For a company its size, LPL has done relatively few acquisitions after the original merger between Linsco and Private Ledger. Last year’s UVEST deal follows the acquisition of Phoenix Companies in 2004. The acquisitions beefed up the advisor force, but relative to organic growth they were small, claims Casady. In any given year, the bulk of revenue growth, as much as 95 percent, is defined by advisors who have been with the company for more than two years.
Over the past five years, success in the industry has been defined by decisions made during the downturn, in 2001-2003. Now that the business has rebounded, companies that invested heavily during the downturn are seeing a recovery in their profit margins. For LPL, profit margin improvements from this source have lasted through 2005 and even into 2006.
“The next few years will be defined by scale,” says Casady. “Which broker/dealers are investing to attain scale for advisors and for their own business, and what they are doing with that scale.”

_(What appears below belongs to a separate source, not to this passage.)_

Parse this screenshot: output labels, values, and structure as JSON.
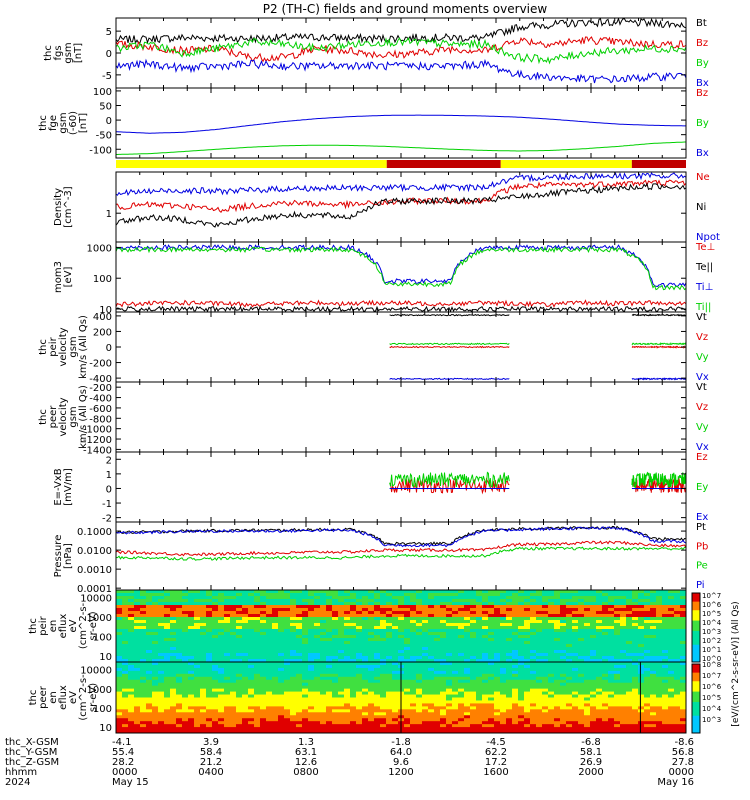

LPL has deployed that scale to generate profits, for the firm and for advisors. Maximum payouts for 2007 were increased from 92 percent to 95 percent for advisors producing at least $1 million, and to 98 percent for those doing $4 million or better. A study by Moss Adams last year found a substantially higher level of profitability for LPL advisors than its competitors, as well as very high revenue per client compared to wirehouses and other independents.
This is what is going to drive further consolidation in the industry, according to Casady. Companies that didn’t invest during the downturn lag behind in profit margin recovery and are unable to keep up with the technology investment needed to improve services and reduce costs for advisors.